There used to be talk about the Spirit of Linz. What was that? What was so special about Linz in the early days of Ars Electronica?
Christine Schöpf: This term was coined by one of the first Golden Nica prizewinners, Brian Reffin Smith. His point was that so many things are doable in Linz—the Ars Electronica Festival, the Prix Ars Electronica—that are simply impossible in other cities. And what an extraordinary feeling materializes every year when all these nerds, scientists and artists convene at the annual festival! That’s when this spirit really reaches a crescendo! The Spirit of Linz truly was nurtured by a lot of individuals. That went so far as people providing accommodations to guests in their own homes. Back then, this Spirit of Linz focused especially on the festival, particularly on the very fact of its continued existence over so long a time! In the meantime, the support has become much more broad-based.
You’re one of the two honorary chairs of the UNESCO City of Media Arts Advisory Board. What does this mean for you personally? And what’s the larger significance?
What can the UNESCO Network do in response to issues having to do with the ongoing development of the Digital Age?
Christine Schöpf: First of all, I personally am quite curious to see what comes of all this. If I appraise this critically, then the UNESCO City of Media Arts title is just a label that we can be proud of. Linz is proudly displaying the UNESCO logo. We’re proud to be a City of Media Arts, a member of UNESCO’s Creative Cities Network. But that can’t be all there is to it.

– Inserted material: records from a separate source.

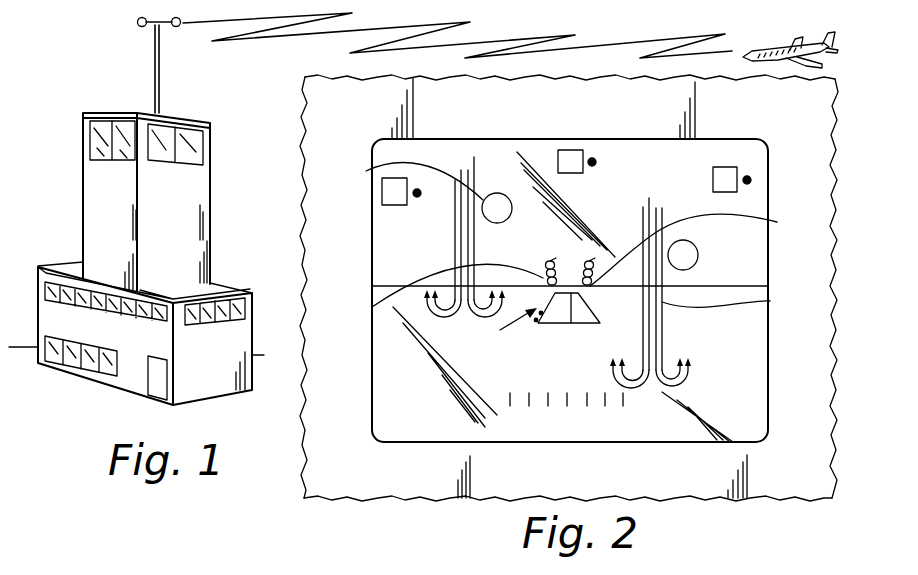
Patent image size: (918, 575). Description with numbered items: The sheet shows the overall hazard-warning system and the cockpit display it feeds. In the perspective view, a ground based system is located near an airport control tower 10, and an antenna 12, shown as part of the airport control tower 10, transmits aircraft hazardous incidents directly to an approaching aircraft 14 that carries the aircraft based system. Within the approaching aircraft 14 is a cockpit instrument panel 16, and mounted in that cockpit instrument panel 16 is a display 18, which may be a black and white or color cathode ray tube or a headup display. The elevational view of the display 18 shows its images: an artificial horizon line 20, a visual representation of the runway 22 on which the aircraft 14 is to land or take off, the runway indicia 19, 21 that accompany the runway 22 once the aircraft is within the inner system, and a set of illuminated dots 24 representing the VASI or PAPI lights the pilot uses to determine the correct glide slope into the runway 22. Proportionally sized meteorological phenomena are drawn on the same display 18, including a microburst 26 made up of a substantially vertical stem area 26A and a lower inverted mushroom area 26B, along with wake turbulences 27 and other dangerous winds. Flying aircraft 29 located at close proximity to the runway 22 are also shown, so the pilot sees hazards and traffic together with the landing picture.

In FIG. 1, the airport control tower 10 is at (215, 215).
In FIG. 1, the antenna 12 is at (168, 73).
In FIG. 2, the approaching aircraft 14 is at (787, 34).
In FIG. 2, the cockpit instrument panel 16 is at (296, 93).
In FIG. 2, the display 18 is at (586, 130).
In FIG. 2, the runway indicia 19 is at (770, 222).
In FIG. 2, the artificial horizon line 20 is at (380, 285).
In FIG. 2, the runway indicia 21 is at (567, 402).
In FIG. 2, the runway 22 is at (553, 322).
In FIG. 2, the illuminated dots 24 is at (500, 330).
In FIG. 2, the microburst 26 is at (680, 337).
In FIG. 2, the vertical stem area 26A is at (780, 302).
In FIG. 2, the lower inverted mushroom area 26B is at (428, 316).
In FIG. 2, the wake turbulence 27 is at (372, 305).
In FIG. 2, the flying aircraft 29 is at (417, 200).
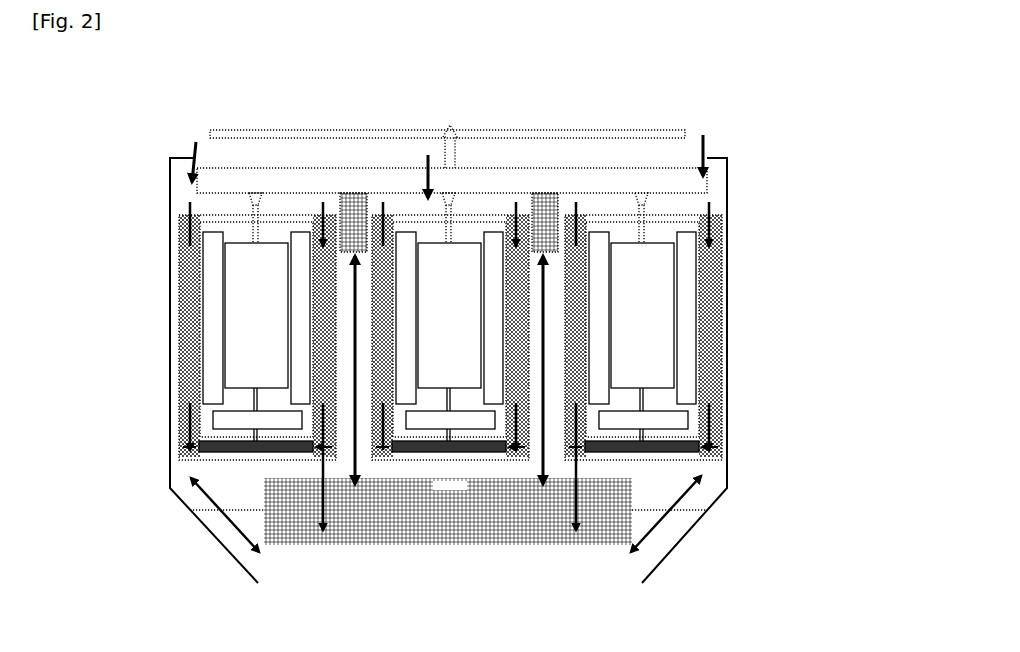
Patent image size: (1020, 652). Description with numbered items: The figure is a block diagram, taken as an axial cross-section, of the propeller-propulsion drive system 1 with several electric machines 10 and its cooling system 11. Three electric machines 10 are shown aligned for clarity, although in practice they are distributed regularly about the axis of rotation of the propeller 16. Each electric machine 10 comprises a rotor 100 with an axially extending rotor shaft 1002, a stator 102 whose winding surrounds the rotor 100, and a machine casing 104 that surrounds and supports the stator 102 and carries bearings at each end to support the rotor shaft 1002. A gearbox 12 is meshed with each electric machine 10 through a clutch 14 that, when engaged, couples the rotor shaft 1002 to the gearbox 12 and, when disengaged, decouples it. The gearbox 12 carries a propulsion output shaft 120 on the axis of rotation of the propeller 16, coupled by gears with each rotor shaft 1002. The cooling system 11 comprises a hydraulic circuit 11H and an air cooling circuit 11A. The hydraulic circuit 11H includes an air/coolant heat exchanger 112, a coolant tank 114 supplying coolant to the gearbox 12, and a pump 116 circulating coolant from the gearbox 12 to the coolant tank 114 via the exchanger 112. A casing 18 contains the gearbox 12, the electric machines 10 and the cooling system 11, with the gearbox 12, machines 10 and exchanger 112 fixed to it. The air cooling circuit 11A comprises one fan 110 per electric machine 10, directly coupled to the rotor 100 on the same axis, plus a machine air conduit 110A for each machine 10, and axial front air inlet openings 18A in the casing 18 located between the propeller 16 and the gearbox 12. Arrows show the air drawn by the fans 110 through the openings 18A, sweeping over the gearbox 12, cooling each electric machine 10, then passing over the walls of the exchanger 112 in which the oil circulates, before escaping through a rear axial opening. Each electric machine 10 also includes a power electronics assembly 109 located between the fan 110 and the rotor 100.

The propeller-propulsion drive system 1 is at (526, 377).
The electric machine 10 is at (186, 313).
The rotor 100 is at (736, 315).
The stator 102 is at (785, 318).
The machine casing 104 is at (181, 315).
The power electronics assembly 109 is at (727, 417).
The fan 110 is at (729, 443).
The machine air conduit 110A is at (120, 336).
The cooling system 11 is at (216, 530).
The air cooling circuit 11A is at (200, 351).
The hydraulic circuit 11H is at (256, 482).
The air/coolant heat exchanger 112 is at (433, 507).
The coolant tank 114 is at (553, 208).
The pump 116 is at (353, 207).
The gearbox 12 is at (237, 185).
The propulsion output shaft 120 is at (450, 158).
The clutch 14 is at (743, 187).
The rotor shaft 1002 is at (756, 218).
The propeller 16 is at (355, 133).
The casing 18 is at (732, 477).
The air inlet openings 18A is at (190, 157).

The truly fascinating aspect of this is the network that these Creative Cities can form and utilize to develop strategies for working within the network and collaborating with the other members. Accordingly, cooperative arrangements should be articulated on various levels.

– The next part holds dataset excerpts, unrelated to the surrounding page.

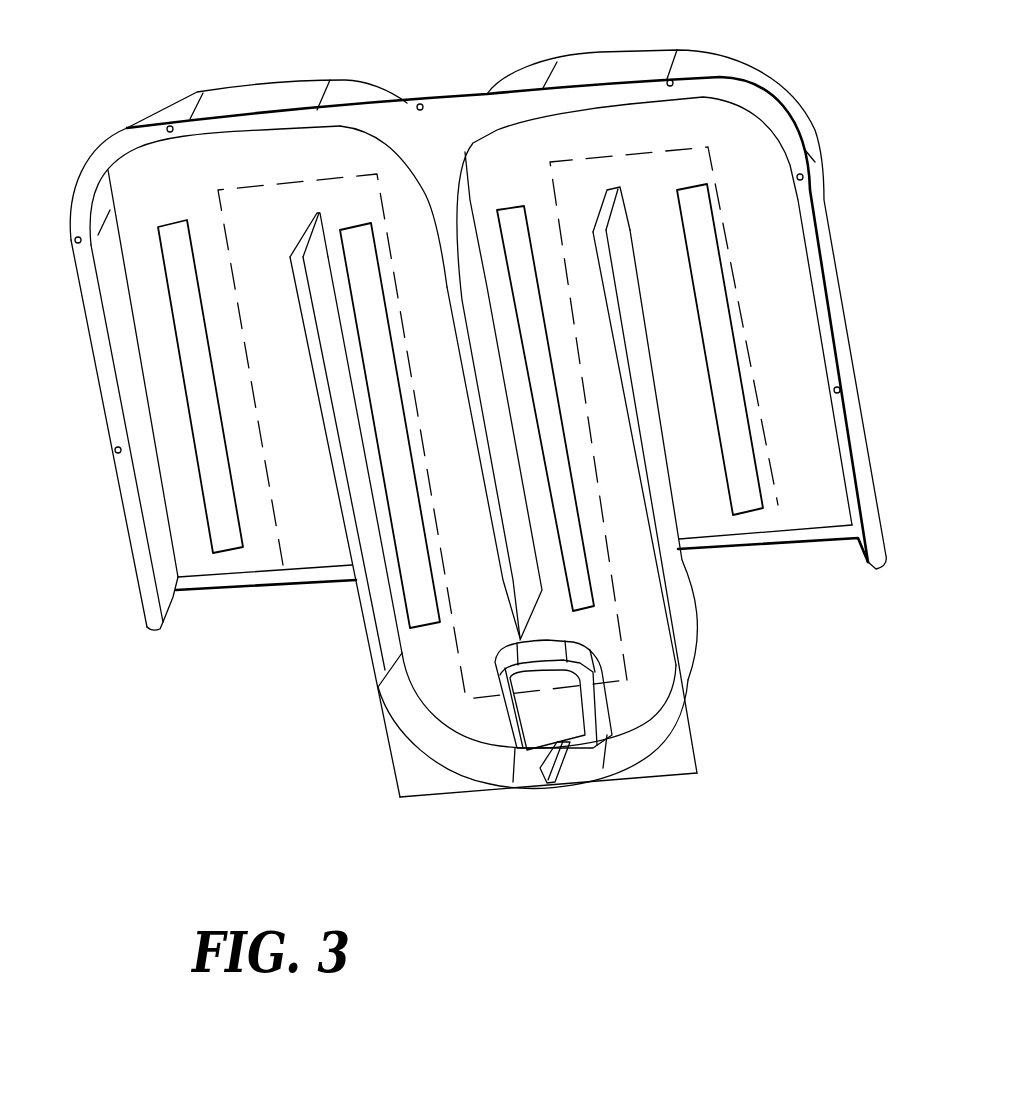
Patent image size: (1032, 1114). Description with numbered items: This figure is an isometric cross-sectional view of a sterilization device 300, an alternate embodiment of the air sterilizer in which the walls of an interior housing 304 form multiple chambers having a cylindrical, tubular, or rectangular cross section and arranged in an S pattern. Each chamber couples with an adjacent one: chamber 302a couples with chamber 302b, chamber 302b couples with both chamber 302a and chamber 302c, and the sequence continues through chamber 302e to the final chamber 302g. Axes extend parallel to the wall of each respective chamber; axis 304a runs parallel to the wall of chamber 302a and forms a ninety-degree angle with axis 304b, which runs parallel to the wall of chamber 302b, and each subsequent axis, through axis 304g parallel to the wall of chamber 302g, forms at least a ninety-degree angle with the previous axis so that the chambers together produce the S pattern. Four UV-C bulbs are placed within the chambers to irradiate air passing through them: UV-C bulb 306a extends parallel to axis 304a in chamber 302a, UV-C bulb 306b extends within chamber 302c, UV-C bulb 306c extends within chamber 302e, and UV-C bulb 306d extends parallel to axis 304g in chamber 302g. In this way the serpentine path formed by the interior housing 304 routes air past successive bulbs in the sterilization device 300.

The sterilization device 300 is at (244, 68).
The interior housing 304 is at (127, 157).
The chamber 302a is at (168, 505).
The chamber 302b is at (355, 166).
The chamber 302c is at (433, 211).
The chamber 302e is at (667, 704).
The chamber 302g is at (802, 221).
The axis 304a is at (285, 585).
The axis 304b is at (290, 182).
The axis 304g is at (767, 453).
The UV-C bulb 306a is at (176, 353).
The UV-C bulb 306b is at (414, 627).
The UV-C bulb 306c is at (600, 613).
The UV-C bulb 306d is at (753, 510).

What I personally see as the biggest challenge for the future—and this is what makes it really interesting for me—is to find out what this network can do when it comes to issues involving the further development of the Digital Age. I mean, let’s keep one thing in mind: At present, we’re about midway through the Digital Age. So then, what strategies are called for to deal intelligently and competently with this development, one that there is undoubtedly no holding back? The theme of this year’s Ars Electronica is Post City, which thus affords an opportunity to address this larger issue by focusing on urban development. And the UNESCO Network is already going to be actively involved in this in the form of workshops—thus, joint consideration of these matters.
And how do you envision Linz 10 years from now? Will Linz be the Super Media Art City?
I recall a rather critical article I wrote in conjunction with Linz 2009 European Capital of Culture, in which I stated: Linz has Ars Electronica and that’s marvelous, but that can’t have been all! Perhaps it’s not the best example right now, but when it comes to decorating the interiors of public buildings such as City Hall, the city still has recourse to so-called analog “flatware.” Now, I don’t want to come across as overly critical—after all, Linz was so quick to install hotspots, WLAN is available pretty much citywide, and there have been lots of notable accomplishments with respect to the municipal government’s online platforms. An item high on my wish-list is a department of media philosophy, ideally at the Johannes Kepler University. So there’s still a lot to do so that Linz can continue to develop as a city of media and not just rest on its laurels!